Covid-19 has become the new bludgeon by which scolds are allowed to pummel with impunity. It should come as no surprise that LA County has decided to ban trick-or-treating. This is on top of the fact that the LAPD has been sent to people’s home to break-up house parties because they’re violating heath codes. Although, as it turns out, people don’t like it when you “ban” things in a “free country.” Naturally, LA County walked it back, stating that the banning of trick-or-treating was just a recommendation. I eagerly await LA’s ban on Thanksgiving and subsequent walk-back the next day.

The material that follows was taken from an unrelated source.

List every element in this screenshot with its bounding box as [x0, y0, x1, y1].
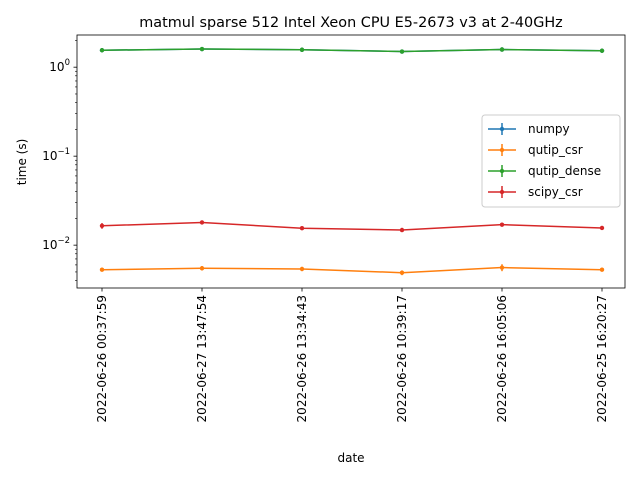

Recommendations aside, there is something really spooky going on here. And it’s that 2020 has been wasted away by inept leaders, lying or mistaking experts, and opportunistic fear mongers. We’ve been sold a bill of goods, and now we’ve paid so much for it, that few are willing to stick their heads up and state that truth: covid-19 isn’t as deadly as anyone thought, social distancing and masks don’t really work and we should demand our rights back from the opportunistic tyrants who took them.
Halloween, like Independence Day, now faces its most difficult challenge. More than just woke-scolds and religious zealots have Halloween fun in their crosshairs; now it’s the educated expert and the maternalistic governor looking out for you by ensuring you remain a good, but frightened and subdued, little citizen.

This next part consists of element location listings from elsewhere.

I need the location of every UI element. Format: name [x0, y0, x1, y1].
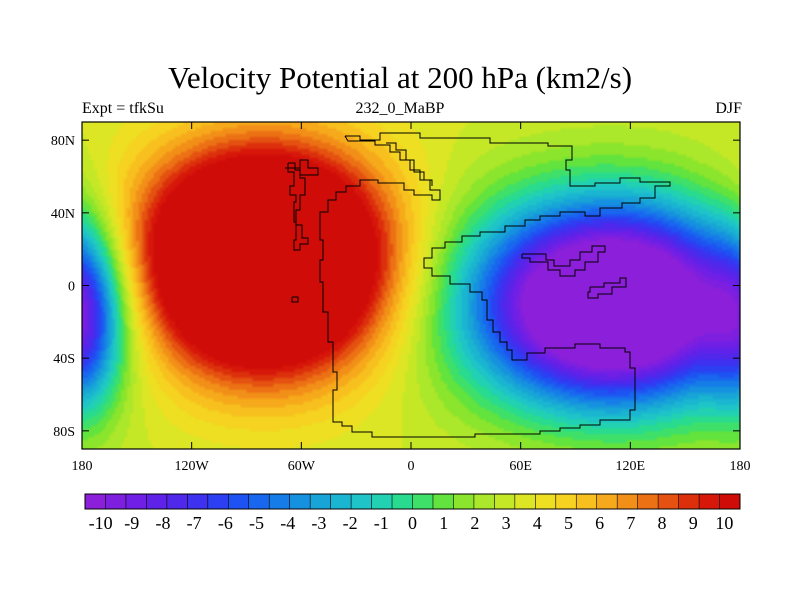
x-tick-label: 180	[730, 459, 751, 474]
colorbar-swatch	[678, 494, 700, 509]
x-tick-label: 0	[408, 459, 415, 474]
y-tick-label: 0	[68, 280, 75, 295]
colorbar-swatch	[494, 494, 516, 509]
y-tick-label: 40S	[53, 352, 75, 367]
colorbar-frame	[84, 493, 741, 510]
colorbar-swatch	[719, 494, 741, 509]
colorbar-swatch	[105, 494, 127, 509]
y-tick-label: 40N	[51, 207, 75, 222]
colorbar-swatch	[187, 494, 209, 509]
colorbar-label: 0	[408, 513, 417, 533]
colorbar-label: -2	[343, 513, 358, 533]
colorbar-label: 7	[626, 513, 635, 533]
colorbar-swatch	[658, 494, 679, 509]
colorbar-swatch	[412, 494, 434, 509]
colorbar-label: 8	[658, 513, 667, 533]
chart-title: Velocity Potential at 200 hPa (km2/s)	[167, 60, 633, 95]
coastline-east-islands	[521, 245, 606, 277]
colorbar-swatch	[207, 494, 229, 509]
colorbar-swatch	[269, 494, 291, 509]
colorbar-label: -3	[311, 513, 326, 533]
colorbar-label: -1	[374, 513, 389, 533]
colorbar: -10 -9 -8 -7 -6 -5 -4 -3 -2 -1 0 1 2 3 4 5 6 7 8 9 10	[84, 493, 741, 533]
colorbar-swatch	[535, 494, 557, 509]
colorbar-label: -8	[155, 513, 170, 533]
colorbar-label: 9	[689, 513, 698, 533]
x-tick-label: 120E	[616, 459, 646, 474]
y-tick-label: 80S	[53, 425, 75, 440]
colorbar-swatch	[310, 494, 332, 509]
x-tick-label: 180	[72, 459, 93, 474]
x-tick-label: 60E	[509, 459, 532, 474]
colorbar-swatch	[473, 494, 495, 509]
colorbar-swatch	[125, 494, 147, 509]
coastline-west	[287, 162, 309, 251]
colorbar-swatch	[330, 494, 352, 509]
coastline-northeast	[386, 142, 433, 186]
colorbar-label: 2	[470, 513, 479, 533]
x-axis: 180 120W 60W 0 60E 120E 180	[72, 122, 751, 474]
colorbar-label: -9	[124, 513, 139, 533]
colorbar-swatch	[351, 494, 372, 509]
colorbar-label: 10	[715, 513, 733, 533]
colorbar-swatch	[576, 494, 598, 509]
run-label: 232_0_MaBP	[355, 100, 445, 117]
colorbar-swatch	[637, 494, 659, 509]
coastline-north-inlet	[285, 159, 319, 176]
colorbar-swatch	[228, 494, 250, 509]
colorbar-swatch	[166, 494, 188, 509]
colorbar-swatch	[85, 494, 106, 509]
colorbar-swatch	[555, 494, 577, 509]
colorbar-swatch	[432, 494, 454, 509]
coastline-island	[291, 296, 299, 303]
colorbar-swatch	[392, 494, 413, 509]
colorbar-swatch	[699, 494, 720, 509]
x-tick-label: 120W	[175, 459, 210, 474]
colorbar-label: 1	[439, 513, 448, 533]
colorbar-swatch	[289, 494, 311, 509]
colorbar-label: -6	[218, 513, 233, 533]
colorbar-label: -5	[249, 513, 264, 533]
colorbar-label: -10	[89, 513, 113, 533]
coastline-southeast-islands	[587, 277, 627, 299]
colorbar-label: 3	[502, 513, 511, 533]
coastline-pangaea	[319, 132, 671, 438]
colorbar-swatch	[514, 494, 536, 509]
colorbar-swatch	[596, 494, 618, 509]
season-label: DJF	[715, 100, 742, 117]
x-tick-label: 60W	[288, 459, 316, 474]
colorbar-label: 5	[564, 513, 573, 533]
y-axis: 80N 40N 0 40S 80S	[51, 134, 740, 440]
colorbar-swatch	[617, 494, 639, 509]
colorbar-swatch	[248, 494, 270, 509]
colorbar-swatch	[146, 494, 168, 509]
y-tick-label: 80N	[51, 134, 75, 149]
colorbar-swatch	[371, 494, 393, 509]
colorbar-label: 6	[595, 513, 604, 533]
colorbar-label: -4	[280, 513, 295, 533]
colorbar-label: 4	[533, 513, 542, 533]
colorbar-label: -7	[187, 513, 202, 533]
continent-outlines	[285, 132, 671, 438]
colorbar-swatch	[453, 494, 475, 509]
velocity-potential-field	[82, 122, 740, 449]
experiment-label: Expt = tfkSu	[82, 100, 164, 117]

I have hope, of course. They banned—er, recommended against, celebrating the 4th of July and yet it featured some of the most spectacular displays I’ve seen in a long time. Although sometimes, Americans disappoint, they make up for it by exceeding expectation when you don’t expect it. It’s quite possible that this Halloween, on a Saturday this year, will be the delightful American tradition it’s always been, snubbing those who would ban it.
Like Apple Pie and Baseball
Halloween’s roots are Celtic, but when the Scots and Irish brought it to our shores, I doubt they expected it would explode into the massive tradition it is today. Like all American traditions, it has a kernel of defiance within, a ribald decadence, even a bit of lighthearted charity. It’s become a barometer of wealth—as Americans have more disposable income, they choose to share it in the form of Snickers and Kit-Kats. There’s something exceedingly American about children, weighed down by overflowing candy buckets, waving flashlights and glow sticks wildly, joyfully giggling rebellion to the dark.
This year has been extremely anxiety inducing. From covid19, the subsequent lockdowns, loss of rights, the Antifa-BLM riots, and the contentious election cycle—I understand. For some, especially those afraid of covid, or whose livelihoods have been destroyed by faceless health officials, or burned by black-bloc rioters, this year is dark and may get darker.
My advice is to take your kids trick-or-treating. Thankfully accept candy from people with masks or without, with Biden signs or Trump signs, of faith or not. By doing so, you reenact a ritual of defiance.